I have checked the alignment and I believe they are aligned correctly (1MB boundary, listing below)
I have checked /proc/mdstat and the array is Optimal (second listing below).
root [~]# fdisk -ul /dev/sda
Disk /dev/sda: 512.1 GB, 512110190592 bytes
255 heads, 63 sectors/track, 62260 cylinders, total 1000215216 sectors
Units = sectors of 1 * 512 = 512 bytes
Sector size (logical/physical): 512 bytes / 512 bytes
I/O size (minimum/optimal): 512 bytes / 512 bytes
Disk identifier: 0x00026d59
Device Boot Start End Blocks Id System
/dev/sda1 2048 4196351 2097152 fd Linux raid autodetect
Partition 1 does not end on cylinder boundary.
/dev/sda2 * 4196352 4605951 204800 fd Linux raid autodetect
Partition 2 does not end on cylinder boundary.

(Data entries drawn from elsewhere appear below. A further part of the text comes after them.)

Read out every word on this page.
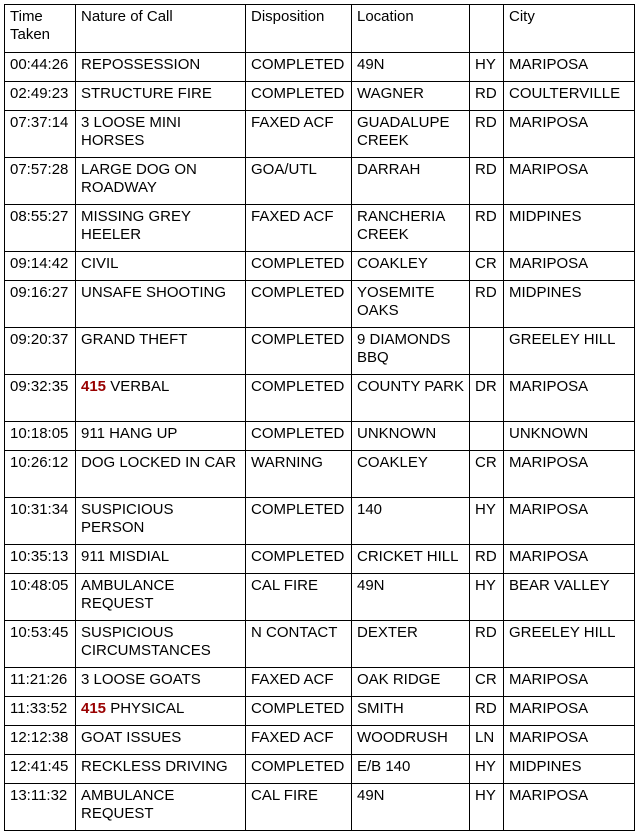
Time Taken	Nature of Call	Disposition	Location		City
00:44:26	REPOSSESSION	COMPLETED	49N	HY	MARIPOSA
02:49:23	STRUCTURE FIRE	COMPLETED	WAGNER	RD	COULTERVILLE
07:37:14	3 LOOSE MINI HORSES	FAXED ACF	GUADALUPE CREEK	RD	MARIPOSA
07:57:28	LARGE DOG ON ROADWAY	GOA/UTL	DARRAH	RD	MARIPOSA
08:55:27	MISSING GREY HEELER	FAXED ACF	RANCHERIA CREEK	RD	MIDPINES
09:14:42	CIVIL	COMPLETED	COAKLEY	CR	MARIPOSA
09:16:27	UNSAFE SHOOTING	COMPLETED	YOSEMITE OAKS	RD	MIDPINES
09:20:37	GRAND THEFT	COMPLETED	9 DIAMONDS BBQ		GREELEY HILL
09:32:35	415 VERBAL	COMPLETED	COUNTY PARK	DR	MARIPOSA
10:18:05	911 HANG UP	COMPLETED	UNKNOWN		UNKNOWN
10:26:12	DOG LOCKED IN CAR	WARNING	COAKLEY	CR	MARIPOSA
10:31:34	SUSPICIOUS PERSON	COMPLETED	140	HY	MARIPOSA
10:35:13	911 MISDIAL	COMPLETED	CRICKET HILL	RD	MARIPOSA
10:48:05	AMBULANCE REQUEST	CAL FIRE	49N	HY	BEAR VALLEY
10:53:45	SUSPICIOUS CIRCUMSTANCES	N CONTACT	DEXTER	RD	GREELEY HILL
11:21:26	3 LOOSE GOATS	FAXED ACF	OAK RIDGE	CR	MARIPOSA
11:33:52	415 PHYSICAL	COMPLETED	SMITH	RD	MARIPOSA
12:12:38	GOAT ISSUES	FAXED ACF	WOODRUSH	LN	MARIPOSA
12:41:45	RECKLESS DRIVING	COMPLETED	E/B 140	HY	MIDPINES
13:11:32	AMBULANCE REQUEST	CAL FIRE	49N	HY	MARIPOSA
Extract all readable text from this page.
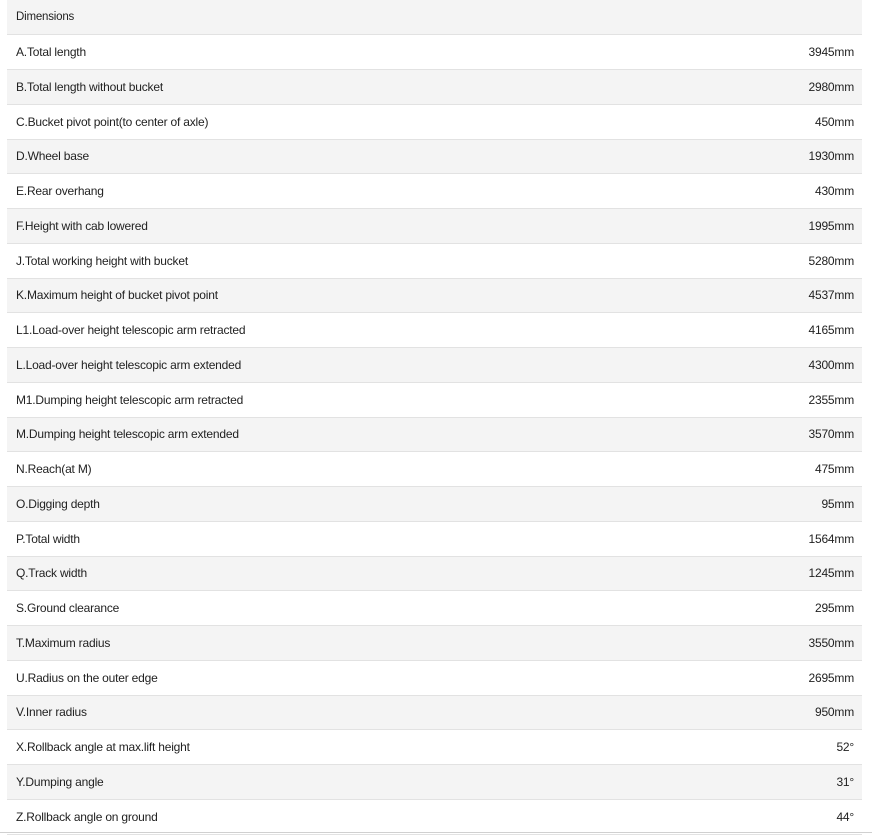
Dimensions	
A.Total length	3945mm
B.Total length without bucket	2980mm
C.Bucket pivot point(to center of axle)	450mm
D.Wheel base	1930mm
E.Rear overhang	430mm
F.Height with cab lowered	1995mm
J.Total working height with bucket	5280mm
K.Maximum height of bucket pivot point	4537mm
L1.Load-over height telescopic arm retracted	4165mm
L.Load-over height telescopic arm extended	4300mm
M1.Dumping height telescopic arm retracted	2355mm
M.Dumping height telescopic arm extended	3570mm
N.Reach(at M)	475mm
O.Digging depth	95mm
P.Total width	1564mm
Q.Track width	1245mm
S.Ground clearance	295mm
T.Maximum radius	3550mm
U.Radius on the outer edge	2695mm
V.Inner radius	950mm
X.Rollback angle at max.lift height	52°
Y.Dumping angle	31°
Z.Rollback angle on ground	44°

/dev/sda3 4605952 814106623 404750336 fd Linux raid autodetect
root [~]# fdisk -ul /dev/sdb
Disk /dev/sdb: 512.1 GB, 512110190592 bytes
255 heads, 63 sectors/track, 62260 cylinders, total 1000215216 sectors
Units = sectors of 1 * 512 = 512 bytes
Sector size (logical/physical): 512 bytes / 512 bytes
I/O size (minimum/optimal): 512 bytes / 512 bytes
Disk identifier: 0x0003dede
Device Boot Start End Blocks Id System
/dev/sdb1 2048 4196351 2097152 fd Linux raid autodetect
Partition 1 does not end on cylinder boundary.
/dev/sdb2 * 4196352 4605951 204800 fd Linux raid autodetect
Partition 2 does not end on cylinder boundary.
/dev/sdb3 4605952 814106623 404750336 fd Linux raid autodetect
/proc/mdstat
root # cat /proc/mdstat
Personalities : [raid1]
md0 : active raid1 sdb2[1] sda2[0]
204736 blocks super 1.0 [2/2] [UU]
md2 : active raid1 sdb3[1] sda3[0]
404750144 blocks super 1.0 [2/2] [UU]
md1 : active raid1 sdb1[1] sda1[0]
2096064 blocks super 1.1 [2/2] [UU]
unused devices:
Running a read test with hdparm
root [~]# hdparm -t /dev/sda
/dev/sda:
Timing buffered disk reads: 664 MB in 3.00 seconds = 221.33 MB/sec
root [~]# hdparm -t /dev/sdb
/dev/sdb:
Timing buffered disk reads: 288 MB in 3.01 seconds = 95.77 MB/sec
But look what happens if I add --direct
root [~]# hdparm --direct -t /dev/sda
/dev/sda:
Timing O_DIRECT disk reads: 788 MB in 3.01 seconds = 262.08 MB/sec
root [~]# hdparm --direct -t /dev/sdb
/dev/sdb:
Timing O_DIRECT disk reads: 534 MB in 3.02 seconds = 176.90 MB/sec
Both tests increase but /dev/sdb doubles while /dev/sda increases maybe 20%. I just don't know what to make of this.
As suggested by Mr. Wagner I've done another read test with dd this time and it confirms the hdparm test:
root [/home2]# dd if=/dev/sda of=/dev/null bs=1G count=10
10+0 records in
10+0 records out
10737418240 bytes (11 GB) copied, 38.0855 s, 282 MB/s
root [/home2]# dd if=/dev/sdb of=/dev/null bs=1G count=10
10+0 records in
10+0 records out
10737418240 bytes (11 GB) copied, 115.24 s, 93.2 MB/s
So sda is 3 times faster than sdb. Or maybe sdb is doing also something else besides what sda does. Is there some way to find out if sdb is doing more than what sda does?
UPDATE
Again, as suggested by Mr. Wagner, I have swapped the 2 SSDs. And as he thought it would happen, the problem moved from sdb to sda. So I guess I'll RMA one of the SSDs. I wonder if the cage might be problematic.
What is wrong with this array? Please help!